Torsten Oletzky: „Niemand wird behaupten können, es gäbe kein Problem bei den Abschlusskosten“

Torsten Oletzky, TH Köln / InsurLab Germany. Quelle: TH Köln / Thilo Schmülgen

Torsten Oletzky sorgte in den vergangenen Tagen mit seiner VWheute-Montagskolumne für Schlagzeilen. Im Fokus dabei: Die hohen Vertriebskosten in der Versicherungsbranche. Als Reaktion darauf sah sich selbst BVK-Präsident Michael H. Heinz zu einem Leserbrief genötigt.
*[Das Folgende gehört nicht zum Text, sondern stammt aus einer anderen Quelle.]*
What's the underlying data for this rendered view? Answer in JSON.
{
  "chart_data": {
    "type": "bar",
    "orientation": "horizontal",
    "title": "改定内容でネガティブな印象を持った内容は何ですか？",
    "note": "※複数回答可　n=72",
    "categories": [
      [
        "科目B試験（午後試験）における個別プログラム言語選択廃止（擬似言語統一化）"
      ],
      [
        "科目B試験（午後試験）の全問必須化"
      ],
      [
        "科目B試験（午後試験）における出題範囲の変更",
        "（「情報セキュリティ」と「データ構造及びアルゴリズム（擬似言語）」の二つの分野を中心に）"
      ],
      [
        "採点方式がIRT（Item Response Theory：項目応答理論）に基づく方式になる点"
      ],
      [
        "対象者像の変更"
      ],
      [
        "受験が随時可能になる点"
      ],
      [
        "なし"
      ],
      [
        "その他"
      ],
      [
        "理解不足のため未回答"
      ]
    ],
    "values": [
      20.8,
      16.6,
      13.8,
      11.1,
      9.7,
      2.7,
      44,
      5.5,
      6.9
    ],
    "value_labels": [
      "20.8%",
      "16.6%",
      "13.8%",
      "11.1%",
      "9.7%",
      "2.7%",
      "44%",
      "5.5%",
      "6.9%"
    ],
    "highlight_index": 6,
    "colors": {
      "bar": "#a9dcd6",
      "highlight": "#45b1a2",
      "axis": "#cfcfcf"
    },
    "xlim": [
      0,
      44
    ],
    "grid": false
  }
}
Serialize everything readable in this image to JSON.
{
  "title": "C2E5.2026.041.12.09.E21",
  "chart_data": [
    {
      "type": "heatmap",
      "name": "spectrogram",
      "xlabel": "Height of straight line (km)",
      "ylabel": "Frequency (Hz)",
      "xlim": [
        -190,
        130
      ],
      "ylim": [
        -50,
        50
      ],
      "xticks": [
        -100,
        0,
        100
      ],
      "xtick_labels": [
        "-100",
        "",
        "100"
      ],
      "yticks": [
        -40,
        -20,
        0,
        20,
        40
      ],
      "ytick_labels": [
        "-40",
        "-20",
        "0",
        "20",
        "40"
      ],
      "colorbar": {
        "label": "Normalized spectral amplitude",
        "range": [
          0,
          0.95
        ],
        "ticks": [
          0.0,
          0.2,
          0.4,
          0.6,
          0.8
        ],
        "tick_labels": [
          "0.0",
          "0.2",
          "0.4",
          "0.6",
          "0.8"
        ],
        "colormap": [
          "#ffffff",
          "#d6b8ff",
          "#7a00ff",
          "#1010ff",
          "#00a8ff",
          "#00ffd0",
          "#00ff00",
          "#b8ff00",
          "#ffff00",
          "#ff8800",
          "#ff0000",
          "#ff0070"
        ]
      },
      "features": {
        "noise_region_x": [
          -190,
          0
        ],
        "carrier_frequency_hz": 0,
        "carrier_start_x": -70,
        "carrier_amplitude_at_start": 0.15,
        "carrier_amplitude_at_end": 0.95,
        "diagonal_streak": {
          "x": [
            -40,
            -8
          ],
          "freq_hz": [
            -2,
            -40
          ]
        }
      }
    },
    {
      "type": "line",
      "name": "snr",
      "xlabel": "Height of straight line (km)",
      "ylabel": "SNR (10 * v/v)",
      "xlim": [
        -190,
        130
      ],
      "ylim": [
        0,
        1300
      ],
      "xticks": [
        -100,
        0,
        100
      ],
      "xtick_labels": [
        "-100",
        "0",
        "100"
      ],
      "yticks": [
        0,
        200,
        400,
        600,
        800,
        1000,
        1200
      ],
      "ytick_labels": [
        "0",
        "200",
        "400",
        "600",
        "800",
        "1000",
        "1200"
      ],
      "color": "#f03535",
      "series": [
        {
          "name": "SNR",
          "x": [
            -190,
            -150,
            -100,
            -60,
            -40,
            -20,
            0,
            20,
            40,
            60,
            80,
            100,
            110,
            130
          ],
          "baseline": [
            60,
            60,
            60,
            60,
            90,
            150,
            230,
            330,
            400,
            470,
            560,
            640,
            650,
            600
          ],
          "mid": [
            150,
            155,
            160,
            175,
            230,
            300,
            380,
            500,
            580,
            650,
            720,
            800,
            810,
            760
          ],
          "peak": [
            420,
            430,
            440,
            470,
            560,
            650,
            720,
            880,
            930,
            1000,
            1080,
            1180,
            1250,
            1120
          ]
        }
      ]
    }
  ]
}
So zeigte er sich „erstaunt“ von den Worten Torsten Oletzkys in dessen Montagskolumne bei VWheute – aber auch vom Vorgehen des GDV. Oletzky sei einer der Ersten, der öffentlich den Aussagen von Jörg Asmussen beipflichtet und mehr Standardisierung und kostengünstige digitale Vertriebsmodelle bei der Riester-Rente fordert. Ein Vorwurf: „Die Insurtechs wollen, ähnlich wie offenbar nun auch der GDV, möglichst viel Standardisierung und Produkte, die wie aus dem Kaugummi-Automaten allen Verbrauchern ohne Beratung verkauft werden können“, poltert Heinz. „Ob dies dann mit den individuellen Bedürfnissen, Zielen und Wünschen der Kunden übereinstimmt, ist oft zweitrangig. Die schnelle Skalierbarkeit des Geschäftsmodells und ein möglichst hoher Exit stehen bei vielen Start-ups im Mittelpunkt.“

Nun hat Oletzky in einem Statement auf Heinz Leserbrief reagiert. Demnach sei der BVK-Präsident „lange in der Branche und natürlich wäre er in der Lage, sich selbst eine Antwort auf seine Fragen zu geben. Es reicht ein kurzer Blick in die Zahlen der deutschen Lebensversicherungswirtschaft.“ Seine Ausführungen im O-Ton:

„Im Jahr 2019 gaben die deutschen Lebensversicherer 7,5 Mrd. Euro für Abschlussaufwendungen aus; im gleichen Zeitraum lagen die laufenden Verwaltungsaufwendungen bei nur zwei Mrd. Euro. Während seit dem Jahr 1995 die Verwaltungskostenquote von 4,2 Prozent der gebuchten Bruttobeiträge auf 2,0 Prozent mehr als halbiert werden konnte, waren die Fortschritte der Lebensversicherer bei der Reduktion der Abschlusskosten deutlich bescheidener – der Abschlusskostensatz sank von 5,5 Prozent der Beitragssumme des Neugeschäfts auf 4,4 Prozent, also nur um etwa ein Fünftel. Niemand wird also behaupten können, es gäbe kein Problem bei den Abschlusskosten. Diese machen fast 80 Prozent der Gesamtkosten aus und die Versicherer haben sie nicht in gleicher Weise in den Griff bekommen wie die Verwaltungskosten.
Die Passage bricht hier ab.